State courts have in personam jurisdiction over nonresidents who are personally served with process while physically within the state.
John Cannington (Plaintiff), a resident of Virginia, sued his wife Jodelle Cannington (Defendant), a resident of Maryland, for divorce, support obligations, division of assets, and custody of their child. Defendant was served with process while boarding a plane in Virginia, for a trip planned by Plaintiff. Defendant moved to dismiss for improper service of process, arguing Plaintiff used fraud and trickery to lure her to Virginia.
Does Virginia properly have in personam jurisdiction over Defendant, through personal service of process while Defendant was in Virginia?
Yes, this service of process properly established in personam jurisdiction over the Defendant. Defendant’s motion to dismiss is denied.

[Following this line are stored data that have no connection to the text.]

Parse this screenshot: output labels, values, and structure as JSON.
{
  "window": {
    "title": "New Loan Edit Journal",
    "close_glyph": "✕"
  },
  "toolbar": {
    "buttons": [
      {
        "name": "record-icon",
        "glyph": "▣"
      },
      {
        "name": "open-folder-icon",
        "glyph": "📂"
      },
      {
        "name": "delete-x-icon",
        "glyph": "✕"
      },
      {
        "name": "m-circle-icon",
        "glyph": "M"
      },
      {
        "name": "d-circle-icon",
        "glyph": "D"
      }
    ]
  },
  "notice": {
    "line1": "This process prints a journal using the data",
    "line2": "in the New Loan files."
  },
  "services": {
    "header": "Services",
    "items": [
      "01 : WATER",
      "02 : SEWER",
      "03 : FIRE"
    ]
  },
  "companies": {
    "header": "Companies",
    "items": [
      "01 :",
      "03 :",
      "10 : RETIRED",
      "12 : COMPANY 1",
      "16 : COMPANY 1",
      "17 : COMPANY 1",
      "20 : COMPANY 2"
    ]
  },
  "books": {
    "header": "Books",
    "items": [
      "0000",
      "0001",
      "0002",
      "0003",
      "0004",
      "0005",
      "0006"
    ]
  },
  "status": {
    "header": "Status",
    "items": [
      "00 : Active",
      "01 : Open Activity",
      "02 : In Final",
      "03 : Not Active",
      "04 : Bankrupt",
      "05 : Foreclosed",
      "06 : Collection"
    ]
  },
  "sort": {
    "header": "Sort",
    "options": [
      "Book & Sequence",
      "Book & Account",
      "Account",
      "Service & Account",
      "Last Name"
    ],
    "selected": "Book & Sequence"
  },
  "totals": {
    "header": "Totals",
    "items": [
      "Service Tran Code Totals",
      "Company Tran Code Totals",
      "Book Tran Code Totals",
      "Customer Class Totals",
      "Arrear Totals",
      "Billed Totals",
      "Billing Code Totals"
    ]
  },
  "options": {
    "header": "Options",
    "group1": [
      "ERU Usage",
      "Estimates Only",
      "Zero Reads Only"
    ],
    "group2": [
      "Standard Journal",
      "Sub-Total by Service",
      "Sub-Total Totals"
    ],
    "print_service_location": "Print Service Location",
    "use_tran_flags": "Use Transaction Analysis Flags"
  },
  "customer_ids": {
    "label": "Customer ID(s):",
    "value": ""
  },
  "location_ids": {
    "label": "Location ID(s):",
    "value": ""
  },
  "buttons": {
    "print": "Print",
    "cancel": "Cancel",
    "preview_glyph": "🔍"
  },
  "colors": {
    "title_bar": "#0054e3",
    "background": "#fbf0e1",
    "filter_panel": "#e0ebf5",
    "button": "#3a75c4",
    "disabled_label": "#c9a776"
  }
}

The Court determined that this service of process properly established in personam jurisdiction over the Defendant because she was physically within the state at the time she was served. The Court rejected Defendant’s allegations of fraud because evidence demonstrated that she was not induced to enter Virginia by the Plaintiff. This was not her first time in Virginia, and even if Plaintiff had not helped schedule the flight, Defendant would have driven to Virginia to drop her kid off with Plaintiff’s parents, as she had done many times before.